Cette fois je n’accroche pas à Somoza

Je suis habituellement fan des romans complètement décalés de José Carlos Somoza. Mais là, avec Le mystère Croatoan, je n’ai pas accroché.

SomozaLes anciens collaborateurs et les proches du professeur Carlos Mandel, spécialiste du comportement animal, reçoivent tous un même email mystérieux : une seul mot « Croatoan ». Problème : Carlos Mandel s’est suicidé deux ans auparavant après une longue période de dépression. Dans le même temps, le monde devient fou, des manifestations éclatent partout, les animaux envahissent les villes, les gens commencent à s’entretuer …

Carmela Garces, une de ses anciennes élèves, Nicolas et Fatima, deux de ses anciens amants et quelques autres vont alors converger vers le centre d’étude de son ancien groupe, en pleine forêt, pour tenter de comprendre et de survivre. S’il n’est pas trop tard.

Le roman commence bien, très bien même, avec un mystère complet qui s’épaissit, avec la façon typique de l’auteur de faire monter le suspense et de laisser le lecteur pantelant à la fin de chaque chapitre. Tous les amateurs de José Carlos Somoza le savent, de La caverne aux idées à La dame numéro 13, en passant par La théorie des cordes et Clara et la pénombre, l’auteur a le chic pour planter des situations qui semblent absolument inextricables, des mystères impossibles à résoudre, des impossibilités dont il ne pourra se tirer que par une pirouette trop incohérente … Et pourtant, à la fin, il vous retourne comme une crêpe en rassemblant des pièces qui semblaient pourtant venir de multiples puzzles différents. Et ça marche.
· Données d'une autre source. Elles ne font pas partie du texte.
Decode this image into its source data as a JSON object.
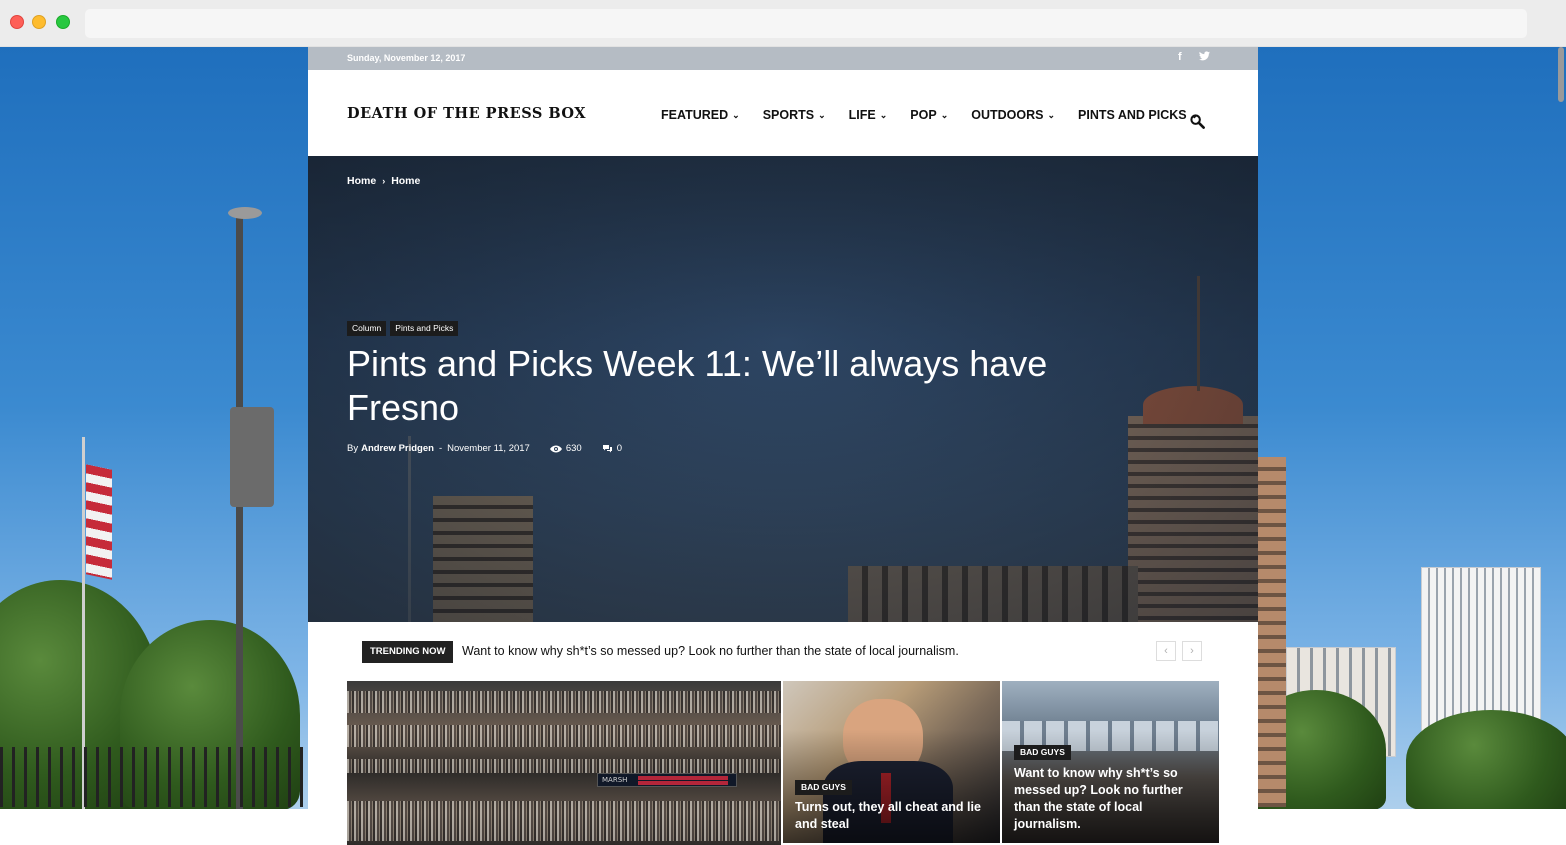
{
  "site": {
    "date": "Sunday, November 12, 2017",
    "logo": "DEATH OF THE PRESS BOX",
    "nav": [
      {
        "label": "FEATURED"
      },
      {
        "label": "SPORTS"
      },
      {
        "label": "LIFE"
      },
      {
        "label": "POP"
      },
      {
        "label": "OUTDOORS"
      },
      {
        "label": "PINTS AND PICKS"
      }
    ],
    "social": {
      "facebook": "f",
      "twitter": "🐦"
    }
  },
  "breadcrumb": [
    "Home",
    "Home"
  ],
  "breadcrumb_separator": "›",
  "hero": {
    "tags": [
      "Column",
      "Pints and Picks"
    ],
    "title": "Pints and Picks Week 11: We’ll always have Fresno",
    "by": "By",
    "author": "Andrew Pridgen",
    "dash": "-",
    "date": "November 11, 2017",
    "views": "630",
    "comments": "0"
  },
  "trending": {
    "label": "TRENDING NOW",
    "text": "Want to know why sh*t’s so messed up? Look no further than the state of local journalism.",
    "prev": "‹",
    "next": "›"
  },
  "cards": [
    {
      "category": "",
      "title": "",
      "scoreboard": "MARSH"
    },
    {
      "category": "BAD GUYS",
      "title": "Turns out, they all cheat and lie and steal"
    },
    {
      "category": "BAD GUYS",
      "title": "Want to know why sh*t’s so messed up? Look no further than the state of local journalism."
    }
  ],
  "colors": {
    "topbar": "#b5bcc4",
    "tag_bg": "#1c1c1c",
    "hero_bg": "#2c4462",
    "sky": "#3b8ad0"
  },
  "icons": {
    "search": "search-icon",
    "views": "eye-icon",
    "comments": "comment-icon",
    "dropdown": "chevron-down-icon"
  }
}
Sauf que là non. Du moins pour moi.

Dans un premier temps, l’accumulation des scènes gore qui fonctionnait très bien dans La dame numéro 13 par exemple, et le mystère qui semble de plus en plus inexplicable (presque autant que dans La caverne aux idées), au lieu de faire monter l’angoisse, l’excitation et l’attente ont fini par me lasser.

Mais surtout l’explication, qui arrive un peu tôt à mon goût, m’a semblée complètement vaseuse. Et pourtant, je suis prêt à croire (le temps d’un roman) à des muses immortelles et amorales poussant les poètes à écrire les vers les plus beaux, mais aussi les plus puissants. Je suis tout aussi prêt à croire en la possibilité de « coincer » quelqu’un dans un état de rage totale. Ou même à la possibilité de manipuler complètement les sentiments de quelqu’un à partir de la connaissance des pièces de Shakespeare. Donc je ne cherche pas qu’un livre colle à la réalité, et les éléments de fantazy, fantastique ou SF ne me dérangent pas. Mais là je ne crois pas un instant, même pas un instant de lecture, à l’explication du roman. Et du coup, tout tombe à plat. Et un si beau soufflet qui tombe à plat c’est terrible.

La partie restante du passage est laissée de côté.